NAIROBI, Kenya, May 31 – Deputy Chief Justice Philomena Mwilu has survived prosecution over graft allegations after a five-judge bench faulted the conduct of the Director of Criminal Investigations George Kinoti “for obtaining evidence against her illegally.”
Mwilu had urged the court to quash the impending criminal charges, arguing that the DPP has no legal basis to prosecute her.
The court questioned how the DCI obtained evidence regarding her bank accounts at Imperial Bank.
“As a result, we find the case against the petitioner cannot proceed,” the five judges ruled.
They ruled that the DCI unlawfully obtained evidence against her bank account using a court order that had no bearing.
“This we find violated her right to privacy and is irredeemably unlawful as it forms the bedrock of the dispute,” they ruled.

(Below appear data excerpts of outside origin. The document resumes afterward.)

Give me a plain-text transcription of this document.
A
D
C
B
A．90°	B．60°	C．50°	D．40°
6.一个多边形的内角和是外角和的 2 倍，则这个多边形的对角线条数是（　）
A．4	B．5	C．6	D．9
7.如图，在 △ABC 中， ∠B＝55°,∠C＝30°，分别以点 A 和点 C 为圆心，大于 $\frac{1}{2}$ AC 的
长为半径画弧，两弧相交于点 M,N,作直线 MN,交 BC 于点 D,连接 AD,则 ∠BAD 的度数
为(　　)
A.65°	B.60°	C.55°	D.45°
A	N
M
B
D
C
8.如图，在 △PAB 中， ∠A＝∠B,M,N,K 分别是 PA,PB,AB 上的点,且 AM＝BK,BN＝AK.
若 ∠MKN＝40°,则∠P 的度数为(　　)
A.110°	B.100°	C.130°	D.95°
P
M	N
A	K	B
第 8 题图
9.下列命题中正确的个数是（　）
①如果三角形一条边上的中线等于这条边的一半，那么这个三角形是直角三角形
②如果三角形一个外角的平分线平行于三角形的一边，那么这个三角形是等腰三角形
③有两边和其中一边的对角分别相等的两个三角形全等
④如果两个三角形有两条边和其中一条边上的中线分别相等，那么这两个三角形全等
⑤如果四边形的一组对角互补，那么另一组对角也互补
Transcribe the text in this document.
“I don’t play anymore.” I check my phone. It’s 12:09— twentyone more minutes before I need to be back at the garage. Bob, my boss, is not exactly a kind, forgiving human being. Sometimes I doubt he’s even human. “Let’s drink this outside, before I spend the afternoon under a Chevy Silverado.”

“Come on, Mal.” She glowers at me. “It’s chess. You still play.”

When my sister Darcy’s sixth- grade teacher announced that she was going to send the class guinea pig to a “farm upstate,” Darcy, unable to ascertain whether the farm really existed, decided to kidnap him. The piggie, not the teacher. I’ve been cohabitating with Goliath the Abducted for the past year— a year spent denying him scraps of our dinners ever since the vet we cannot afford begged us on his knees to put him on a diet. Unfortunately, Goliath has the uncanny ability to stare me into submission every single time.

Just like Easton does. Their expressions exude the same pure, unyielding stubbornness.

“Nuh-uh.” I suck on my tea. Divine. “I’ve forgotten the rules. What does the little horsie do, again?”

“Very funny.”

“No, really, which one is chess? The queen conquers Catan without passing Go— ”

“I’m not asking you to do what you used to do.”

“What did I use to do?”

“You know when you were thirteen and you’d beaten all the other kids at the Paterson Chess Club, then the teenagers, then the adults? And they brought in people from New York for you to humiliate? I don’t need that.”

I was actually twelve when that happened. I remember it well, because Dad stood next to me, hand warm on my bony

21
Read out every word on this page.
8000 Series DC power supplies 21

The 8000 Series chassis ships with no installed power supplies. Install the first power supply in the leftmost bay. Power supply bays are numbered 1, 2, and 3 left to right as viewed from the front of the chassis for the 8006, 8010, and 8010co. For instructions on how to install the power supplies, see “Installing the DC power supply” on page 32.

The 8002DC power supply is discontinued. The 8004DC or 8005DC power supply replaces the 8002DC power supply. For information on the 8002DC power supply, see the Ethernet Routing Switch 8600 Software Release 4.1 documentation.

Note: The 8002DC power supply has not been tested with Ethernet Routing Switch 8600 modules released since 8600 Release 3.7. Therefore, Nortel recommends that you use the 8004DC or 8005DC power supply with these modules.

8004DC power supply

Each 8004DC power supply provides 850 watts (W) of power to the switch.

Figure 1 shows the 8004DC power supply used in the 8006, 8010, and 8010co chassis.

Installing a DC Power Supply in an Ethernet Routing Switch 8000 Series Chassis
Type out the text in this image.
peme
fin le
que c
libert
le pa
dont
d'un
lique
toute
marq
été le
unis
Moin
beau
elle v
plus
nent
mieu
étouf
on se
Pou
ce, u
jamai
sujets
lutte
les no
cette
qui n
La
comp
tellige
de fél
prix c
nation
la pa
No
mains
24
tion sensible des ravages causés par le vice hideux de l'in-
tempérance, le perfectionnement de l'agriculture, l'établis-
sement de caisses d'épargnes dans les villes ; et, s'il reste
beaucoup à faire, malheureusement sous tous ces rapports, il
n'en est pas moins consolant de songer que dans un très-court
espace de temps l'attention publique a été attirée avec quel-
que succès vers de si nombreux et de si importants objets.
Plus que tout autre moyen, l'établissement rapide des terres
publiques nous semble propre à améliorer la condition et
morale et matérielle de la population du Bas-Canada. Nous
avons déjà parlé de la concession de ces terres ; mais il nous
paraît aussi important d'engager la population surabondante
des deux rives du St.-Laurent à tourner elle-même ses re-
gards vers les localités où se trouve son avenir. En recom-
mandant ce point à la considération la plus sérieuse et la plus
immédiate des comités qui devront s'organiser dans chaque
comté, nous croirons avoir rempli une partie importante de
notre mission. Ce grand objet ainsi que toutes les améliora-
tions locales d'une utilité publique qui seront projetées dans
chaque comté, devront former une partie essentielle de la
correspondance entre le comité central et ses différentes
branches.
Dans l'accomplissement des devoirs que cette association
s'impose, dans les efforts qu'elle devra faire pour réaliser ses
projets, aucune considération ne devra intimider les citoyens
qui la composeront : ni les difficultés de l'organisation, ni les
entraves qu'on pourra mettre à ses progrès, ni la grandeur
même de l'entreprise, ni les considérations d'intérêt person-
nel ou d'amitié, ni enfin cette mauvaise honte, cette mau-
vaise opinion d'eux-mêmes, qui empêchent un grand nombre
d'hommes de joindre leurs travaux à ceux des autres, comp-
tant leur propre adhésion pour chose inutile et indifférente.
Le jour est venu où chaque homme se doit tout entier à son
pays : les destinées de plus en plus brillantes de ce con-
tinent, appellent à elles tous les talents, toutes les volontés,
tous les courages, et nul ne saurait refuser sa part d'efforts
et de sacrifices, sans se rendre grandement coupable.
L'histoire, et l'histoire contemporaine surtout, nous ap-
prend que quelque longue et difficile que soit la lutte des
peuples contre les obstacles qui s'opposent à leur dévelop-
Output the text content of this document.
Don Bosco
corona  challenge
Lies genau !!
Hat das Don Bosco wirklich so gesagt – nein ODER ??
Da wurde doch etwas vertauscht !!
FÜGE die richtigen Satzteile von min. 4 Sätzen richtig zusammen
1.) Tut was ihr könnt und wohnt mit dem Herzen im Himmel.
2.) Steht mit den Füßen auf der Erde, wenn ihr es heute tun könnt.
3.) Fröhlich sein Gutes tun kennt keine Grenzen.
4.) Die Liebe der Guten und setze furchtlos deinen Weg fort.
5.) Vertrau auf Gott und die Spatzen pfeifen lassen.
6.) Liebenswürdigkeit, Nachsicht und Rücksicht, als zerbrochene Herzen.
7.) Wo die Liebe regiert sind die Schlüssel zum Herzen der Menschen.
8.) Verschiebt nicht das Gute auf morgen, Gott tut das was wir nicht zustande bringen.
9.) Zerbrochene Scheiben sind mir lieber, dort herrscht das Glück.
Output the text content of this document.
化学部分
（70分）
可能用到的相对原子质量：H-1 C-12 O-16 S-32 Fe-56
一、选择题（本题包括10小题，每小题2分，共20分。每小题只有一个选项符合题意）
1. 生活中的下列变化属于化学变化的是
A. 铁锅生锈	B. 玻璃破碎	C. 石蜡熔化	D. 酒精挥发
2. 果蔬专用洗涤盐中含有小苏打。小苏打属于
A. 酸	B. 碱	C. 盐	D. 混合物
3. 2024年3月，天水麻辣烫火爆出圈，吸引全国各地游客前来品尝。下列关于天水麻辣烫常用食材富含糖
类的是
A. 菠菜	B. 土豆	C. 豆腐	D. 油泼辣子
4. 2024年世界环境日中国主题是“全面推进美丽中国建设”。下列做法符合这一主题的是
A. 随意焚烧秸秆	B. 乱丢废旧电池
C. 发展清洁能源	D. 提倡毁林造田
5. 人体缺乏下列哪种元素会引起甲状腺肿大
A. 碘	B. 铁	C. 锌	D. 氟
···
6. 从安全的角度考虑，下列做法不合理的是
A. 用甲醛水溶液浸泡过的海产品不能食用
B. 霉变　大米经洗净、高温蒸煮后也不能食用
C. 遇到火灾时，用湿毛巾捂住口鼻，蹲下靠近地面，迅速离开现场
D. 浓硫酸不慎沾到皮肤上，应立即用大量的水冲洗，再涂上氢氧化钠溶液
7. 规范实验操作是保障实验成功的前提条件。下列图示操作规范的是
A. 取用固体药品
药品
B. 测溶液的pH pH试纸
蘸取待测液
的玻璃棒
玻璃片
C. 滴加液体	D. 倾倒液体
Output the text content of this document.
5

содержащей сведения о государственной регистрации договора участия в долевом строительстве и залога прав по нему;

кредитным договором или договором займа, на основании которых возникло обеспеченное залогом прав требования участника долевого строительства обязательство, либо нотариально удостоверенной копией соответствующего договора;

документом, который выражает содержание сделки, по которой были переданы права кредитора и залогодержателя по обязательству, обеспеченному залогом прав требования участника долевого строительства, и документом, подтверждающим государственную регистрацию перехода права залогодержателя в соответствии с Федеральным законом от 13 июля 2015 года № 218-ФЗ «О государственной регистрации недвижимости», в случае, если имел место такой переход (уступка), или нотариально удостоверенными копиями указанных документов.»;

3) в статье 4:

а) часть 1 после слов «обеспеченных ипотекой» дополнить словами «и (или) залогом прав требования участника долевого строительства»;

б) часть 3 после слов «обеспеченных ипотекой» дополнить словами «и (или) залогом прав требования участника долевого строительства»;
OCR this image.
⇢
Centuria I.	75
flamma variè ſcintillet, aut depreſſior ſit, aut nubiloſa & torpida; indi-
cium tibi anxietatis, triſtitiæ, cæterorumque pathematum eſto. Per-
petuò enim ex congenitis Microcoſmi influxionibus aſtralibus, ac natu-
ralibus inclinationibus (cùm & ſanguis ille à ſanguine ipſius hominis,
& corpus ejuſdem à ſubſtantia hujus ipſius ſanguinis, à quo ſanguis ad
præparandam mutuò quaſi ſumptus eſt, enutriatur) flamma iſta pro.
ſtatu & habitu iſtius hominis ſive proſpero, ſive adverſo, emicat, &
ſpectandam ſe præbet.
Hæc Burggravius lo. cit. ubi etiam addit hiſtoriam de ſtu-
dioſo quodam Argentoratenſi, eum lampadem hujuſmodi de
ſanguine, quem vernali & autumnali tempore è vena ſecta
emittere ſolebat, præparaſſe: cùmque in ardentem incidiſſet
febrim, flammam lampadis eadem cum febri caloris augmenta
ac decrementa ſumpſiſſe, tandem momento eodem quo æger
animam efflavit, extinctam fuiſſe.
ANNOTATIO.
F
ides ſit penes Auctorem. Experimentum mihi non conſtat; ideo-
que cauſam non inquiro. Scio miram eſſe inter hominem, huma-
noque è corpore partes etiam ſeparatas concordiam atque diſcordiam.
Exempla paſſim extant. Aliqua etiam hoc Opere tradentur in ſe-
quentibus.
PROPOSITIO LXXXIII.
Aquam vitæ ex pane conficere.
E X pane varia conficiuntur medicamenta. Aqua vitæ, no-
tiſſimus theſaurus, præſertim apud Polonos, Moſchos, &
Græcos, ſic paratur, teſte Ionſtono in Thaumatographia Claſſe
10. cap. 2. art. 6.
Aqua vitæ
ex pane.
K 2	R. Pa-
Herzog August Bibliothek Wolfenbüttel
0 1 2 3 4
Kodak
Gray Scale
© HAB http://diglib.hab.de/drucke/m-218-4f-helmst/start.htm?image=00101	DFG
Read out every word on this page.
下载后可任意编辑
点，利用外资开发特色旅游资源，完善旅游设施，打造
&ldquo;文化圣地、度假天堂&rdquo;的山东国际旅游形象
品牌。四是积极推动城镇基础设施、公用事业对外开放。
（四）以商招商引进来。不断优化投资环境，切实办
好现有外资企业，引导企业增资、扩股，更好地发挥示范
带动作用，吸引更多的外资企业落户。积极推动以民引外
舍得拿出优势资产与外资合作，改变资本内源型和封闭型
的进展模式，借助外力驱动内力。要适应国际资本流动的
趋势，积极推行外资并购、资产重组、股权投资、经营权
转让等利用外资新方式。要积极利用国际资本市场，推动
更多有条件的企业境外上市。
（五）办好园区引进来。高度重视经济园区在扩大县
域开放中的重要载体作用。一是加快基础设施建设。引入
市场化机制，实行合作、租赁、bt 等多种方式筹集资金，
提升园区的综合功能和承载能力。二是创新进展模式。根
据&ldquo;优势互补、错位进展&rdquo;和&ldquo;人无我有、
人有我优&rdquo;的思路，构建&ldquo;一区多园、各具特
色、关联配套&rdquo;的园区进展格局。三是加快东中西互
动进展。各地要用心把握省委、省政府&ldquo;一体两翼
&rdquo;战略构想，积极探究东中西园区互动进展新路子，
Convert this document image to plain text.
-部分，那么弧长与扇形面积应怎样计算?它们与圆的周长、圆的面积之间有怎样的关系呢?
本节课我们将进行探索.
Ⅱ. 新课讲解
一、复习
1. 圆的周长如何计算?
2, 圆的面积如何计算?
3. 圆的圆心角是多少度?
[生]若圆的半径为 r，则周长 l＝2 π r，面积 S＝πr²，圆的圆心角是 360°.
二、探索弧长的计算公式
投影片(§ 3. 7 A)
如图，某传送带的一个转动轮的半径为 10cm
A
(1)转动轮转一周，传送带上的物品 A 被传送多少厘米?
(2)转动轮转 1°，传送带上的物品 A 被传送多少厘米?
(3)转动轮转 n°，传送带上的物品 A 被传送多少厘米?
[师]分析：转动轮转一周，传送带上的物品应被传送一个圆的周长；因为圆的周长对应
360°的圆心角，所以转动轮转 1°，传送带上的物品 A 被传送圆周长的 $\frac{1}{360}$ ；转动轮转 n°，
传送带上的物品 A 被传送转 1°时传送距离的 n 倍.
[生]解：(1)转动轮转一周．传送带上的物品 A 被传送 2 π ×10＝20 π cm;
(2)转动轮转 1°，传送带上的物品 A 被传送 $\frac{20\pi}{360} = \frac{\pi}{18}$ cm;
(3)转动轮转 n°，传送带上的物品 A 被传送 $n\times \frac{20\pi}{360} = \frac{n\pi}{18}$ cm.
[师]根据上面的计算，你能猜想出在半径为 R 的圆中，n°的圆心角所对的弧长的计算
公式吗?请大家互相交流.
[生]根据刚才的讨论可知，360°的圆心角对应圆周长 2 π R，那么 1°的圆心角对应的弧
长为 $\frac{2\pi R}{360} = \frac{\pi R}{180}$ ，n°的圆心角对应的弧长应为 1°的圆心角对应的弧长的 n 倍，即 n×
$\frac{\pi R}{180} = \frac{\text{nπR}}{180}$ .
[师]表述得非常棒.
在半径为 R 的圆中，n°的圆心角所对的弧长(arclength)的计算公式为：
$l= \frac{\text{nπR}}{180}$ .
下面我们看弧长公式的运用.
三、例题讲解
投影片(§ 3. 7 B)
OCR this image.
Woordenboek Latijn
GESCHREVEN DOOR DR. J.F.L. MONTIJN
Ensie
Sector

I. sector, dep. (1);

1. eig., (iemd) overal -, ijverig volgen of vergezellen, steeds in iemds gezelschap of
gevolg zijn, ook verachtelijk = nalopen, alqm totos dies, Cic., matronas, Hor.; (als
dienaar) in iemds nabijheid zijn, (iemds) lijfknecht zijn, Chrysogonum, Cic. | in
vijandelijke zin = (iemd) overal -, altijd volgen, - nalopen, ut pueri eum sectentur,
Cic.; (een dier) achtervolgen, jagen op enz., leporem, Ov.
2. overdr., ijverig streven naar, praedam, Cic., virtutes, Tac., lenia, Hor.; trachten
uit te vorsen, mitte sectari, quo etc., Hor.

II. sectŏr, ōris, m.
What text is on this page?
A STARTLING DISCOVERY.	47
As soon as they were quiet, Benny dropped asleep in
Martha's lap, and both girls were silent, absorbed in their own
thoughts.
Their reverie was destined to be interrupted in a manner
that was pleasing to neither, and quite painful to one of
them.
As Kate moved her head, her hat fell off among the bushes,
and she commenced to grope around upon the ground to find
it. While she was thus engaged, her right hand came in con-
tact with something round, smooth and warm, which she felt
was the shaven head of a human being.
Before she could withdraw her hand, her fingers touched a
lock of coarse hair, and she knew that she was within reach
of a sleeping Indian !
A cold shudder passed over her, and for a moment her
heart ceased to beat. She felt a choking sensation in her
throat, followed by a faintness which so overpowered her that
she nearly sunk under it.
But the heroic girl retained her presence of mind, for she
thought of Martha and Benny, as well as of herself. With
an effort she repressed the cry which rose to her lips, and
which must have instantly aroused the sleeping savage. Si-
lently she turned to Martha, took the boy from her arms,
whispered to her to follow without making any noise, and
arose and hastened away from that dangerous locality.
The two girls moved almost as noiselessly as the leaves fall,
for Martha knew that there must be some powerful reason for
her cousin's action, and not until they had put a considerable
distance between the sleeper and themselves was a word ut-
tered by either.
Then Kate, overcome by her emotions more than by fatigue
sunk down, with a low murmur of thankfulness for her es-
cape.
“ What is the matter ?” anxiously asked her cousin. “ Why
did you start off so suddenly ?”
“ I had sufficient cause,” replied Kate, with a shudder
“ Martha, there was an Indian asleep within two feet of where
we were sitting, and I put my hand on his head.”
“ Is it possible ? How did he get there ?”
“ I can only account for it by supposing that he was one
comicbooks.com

The judges also ruled that for the charge of abuse of office Mwilu faced the DCI should have notified Judicial Service Commission at the first instance.
“To allow such misconduct against a judicial officer without initial recourse to the JSC would expose judges or judicial officers to harassment by the executive and police,”
The judges however refused to acknowledge that she was charged as a result of President Uhuru Kenyatta’s remark after the 2017 election that “we shall revisit.”
They said it wasn’t in the place of court to determine what President Kenyatta meant.
The court found that the President’s comments can be taken out of context to achieve what one wants to.
The DCI and DPP were also found to have acted without external influence since there was no evidence to show that there was connivance between the two.
Mwilu did not however demonstrate that her arrest by police was inhuman and an embarrassment.
The judges found that police arrested her in accordance with the law and did not in any way subject her to public humiliation.
The DCJ was being accused of fraud, bribery, abuse of office and related charges.